A teeny, tiny bit like Christmas. A very tiny bit. Actually, scratch that. I keep forgetting it's December. Saturday, I ran past a sign advertising a pancake breakfast for December 4 and I thought, "That's weird. Why would they have that up so soon?" Then I ran about a half mile and interspersed with my usual thoughts of wondering why the hell I punish myself by running, I thought, "Wait! December 4 is TOMORROW."
I'm really feeling very challenged by the calendar lately. Part of my confusion has to do with the lack of snow and fairly mild temperatures. THIS IS NOT A COMPLAINT. I do not need snow, no, I don't. But at the end of October, I bought a ton of cold weather running gear to prepare for running right now and so far, I'm just wearing tights and a long-sleeved shirt. And by the end of the first mile, I've pushed up my sleeves.
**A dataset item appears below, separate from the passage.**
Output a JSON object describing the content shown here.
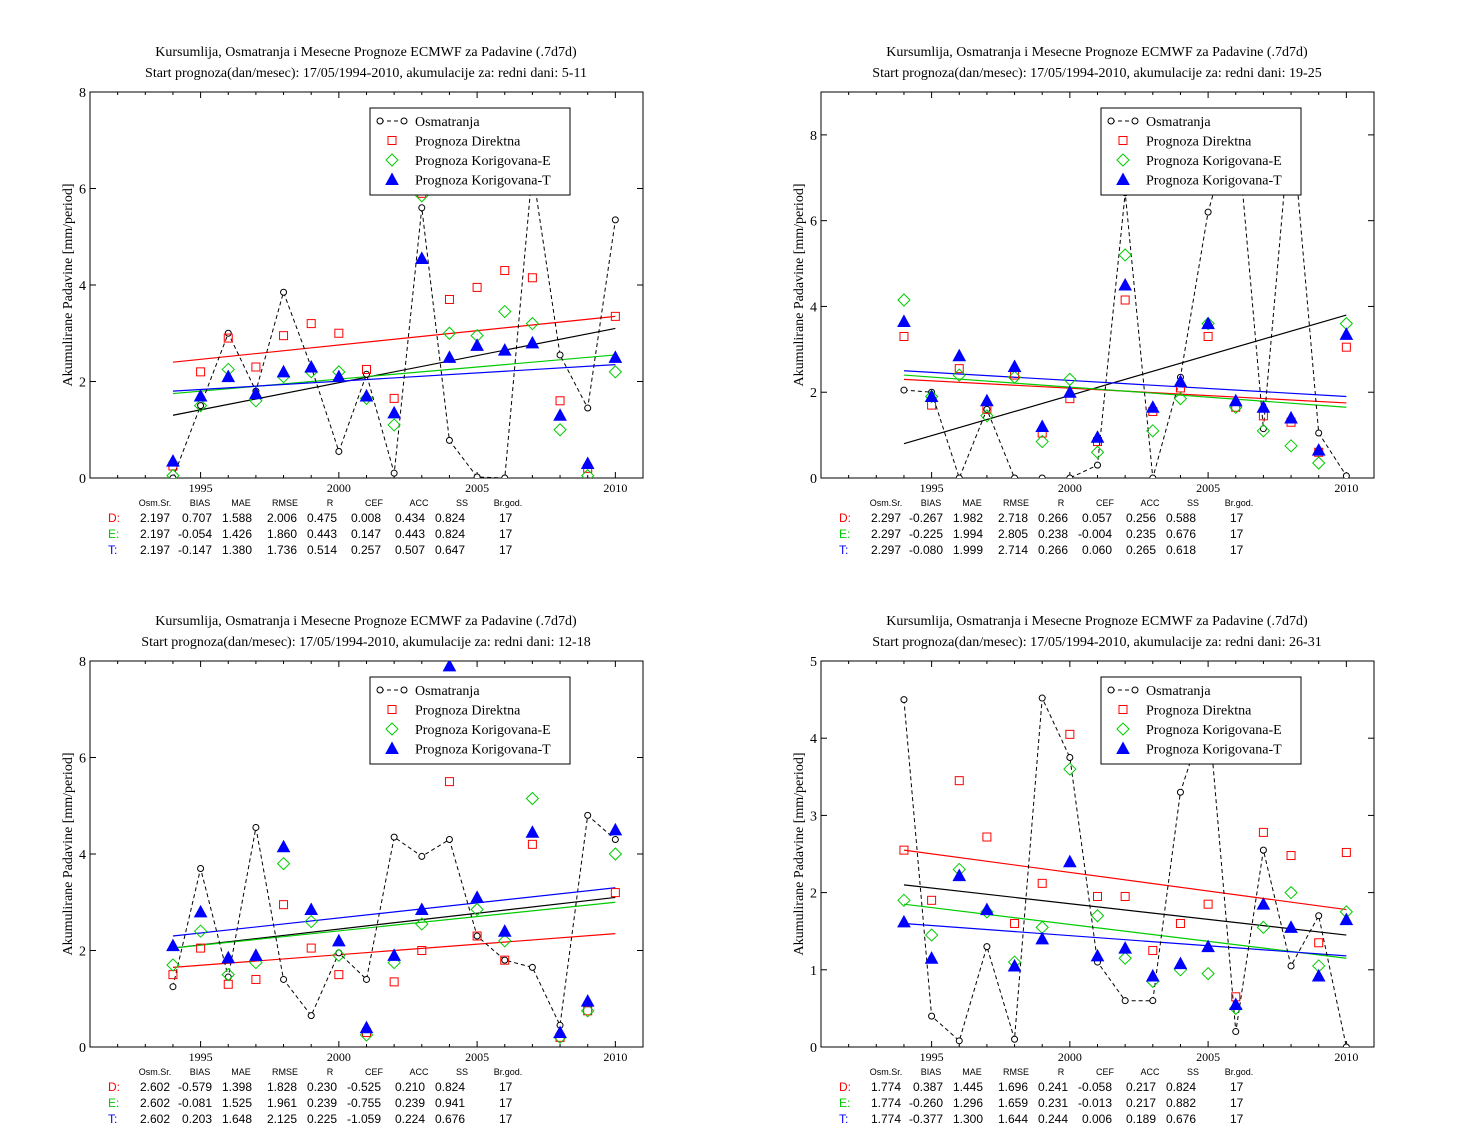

We don't yet have our tree. We get a real tree and usually wait until mid-December to cut it. I hate when the needles dry out and fall on the floor. We'll get our tree Saturday and I'm pretty excited. We have lights up outside the house and have since December 1st. I love how they brighten everything.
Yesterday, I put up the Fisher Price nativity set. I hate the Willow Tree nativity set and spent years building up to the full set. We used to place it on a table in our living room, but Tommy is very much at the age where he likes to smash things, so this year, we put the plastic nativity set in the living room. This morning, he went barreling at it full speed and knocked over the camels and the shepherds. I said, "Watch out, Bethlehem. Here comes the Tommy tornado."
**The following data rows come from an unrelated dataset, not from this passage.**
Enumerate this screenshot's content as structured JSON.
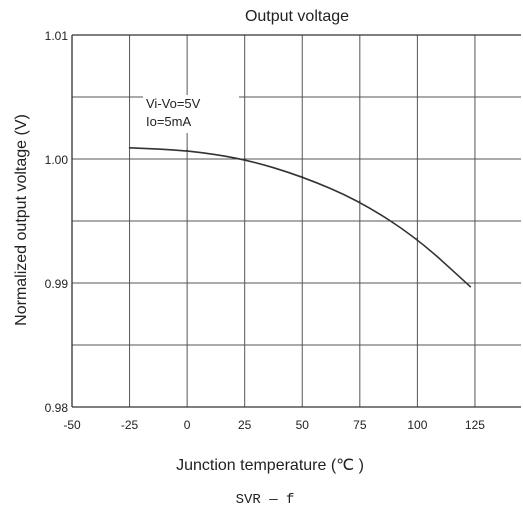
{
  "chart_data": {
    "type": "line",
    "title": "Output voltage",
    "xlabel": "Junction temperature  (℃ )",
    "ylabel": "Normalized output voltage (V)",
    "xlim": [
      -50,
      145
    ],
    "ylim": [
      0.98,
      1.01
    ],
    "x_ticks": [
      -50,
      -25,
      0,
      25,
      50,
      75,
      100,
      125
    ],
    "x_tick_labels": [
      "-50",
      "-25",
      "0",
      "25",
      "50",
      "75",
      "100",
      "125"
    ],
    "y_ticks": [
      0.98,
      0.99,
      1.0,
      1.01
    ],
    "y_tick_labels": [
      "0.98",
      "0.99",
      "1.00",
      "1.01"
    ],
    "grid": true,
    "series": [
      {
        "x": [
          -25,
          0,
          25,
          50,
          75,
          100,
          123
        ],
        "y": [
          1.0009,
          1.0007,
          1.0,
          0.9986,
          0.9966,
          0.9936,
          0.9897
        ]
      }
    ],
    "annotations": [
      "Vi-Vo=5V",
      "Io=5mA"
    ],
    "caption": "SVR — f"
  }
}
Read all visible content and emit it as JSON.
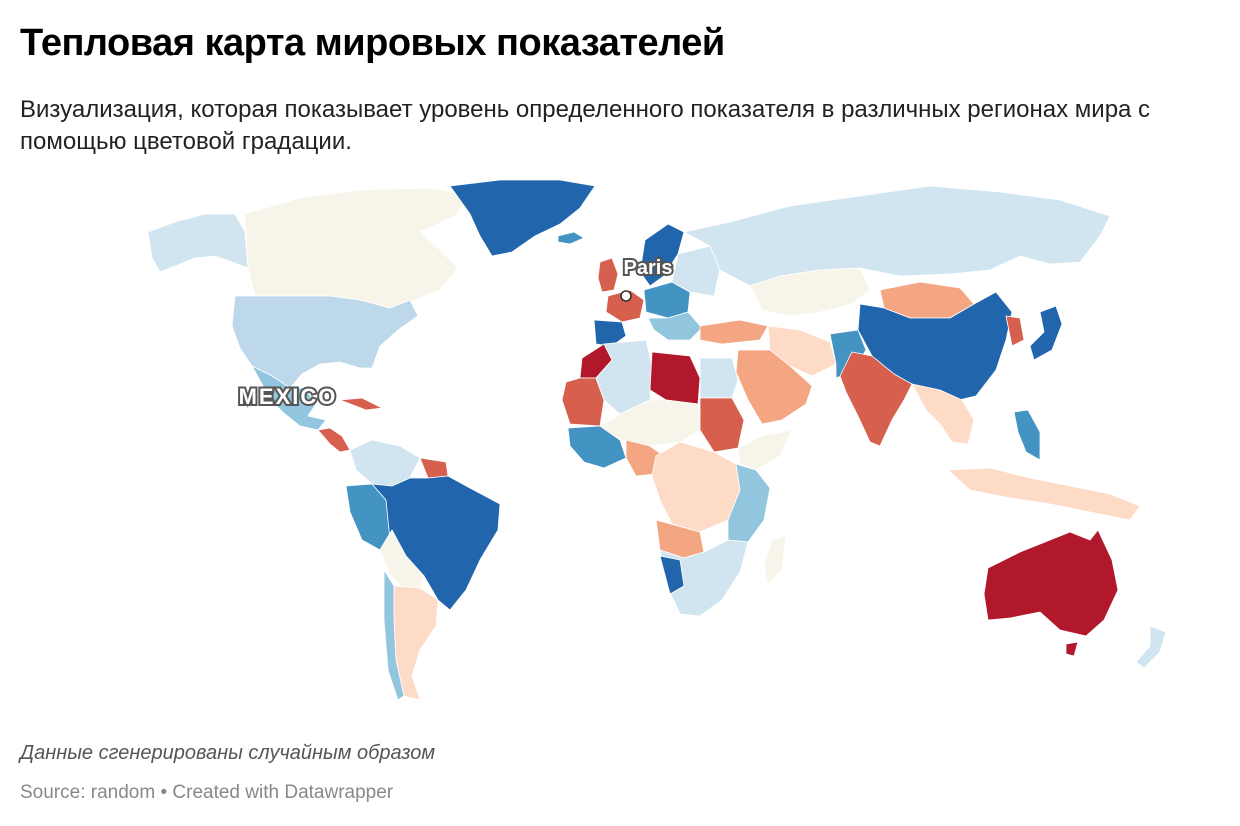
{
  "header": {
    "title": "Тепловая карта мировых показателей",
    "description": "Визуализация, которая показывает уровень определенного показателя в различных регионах мира с помощью цветовой градации."
  },
  "map": {
    "labels": {
      "city": "Paris",
      "country": "MEXICO"
    },
    "colors": {
      "dark_red": "#b2182b",
      "red": "#d6604d",
      "light_red": "#f4a582",
      "pale_red": "#fddbc7",
      "neutral": "#f7f4e9",
      "pale_blue": "#d1e5f0",
      "light_blue": "#92c5de",
      "blue": "#4393c3",
      "dark_blue": "#2166ac",
      "background": "#ffffff"
    }
  },
  "footer": {
    "notes": "Данные сгенерированы случайным образом",
    "source_prefix": "Source: random",
    "separator": " • ",
    "credit": "Created with Datawrapper"
  }
}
We do, however, have our Willow Tree set up downstairs. Actually, it stays up all year long. Someone (who is related to me by marriage, but that's all I'll say) made fun of us for having it up in June, implying that we were lazy and hadn't yet taken down our Christmas decorations.
Not so. Regardless of what you believe or don't believe, isn't it simply a message of hope? Even if you think the Christmas story is just that--a story--thematically, it's a story of hope and don't we need hope year round? Not just for a few weeks in December?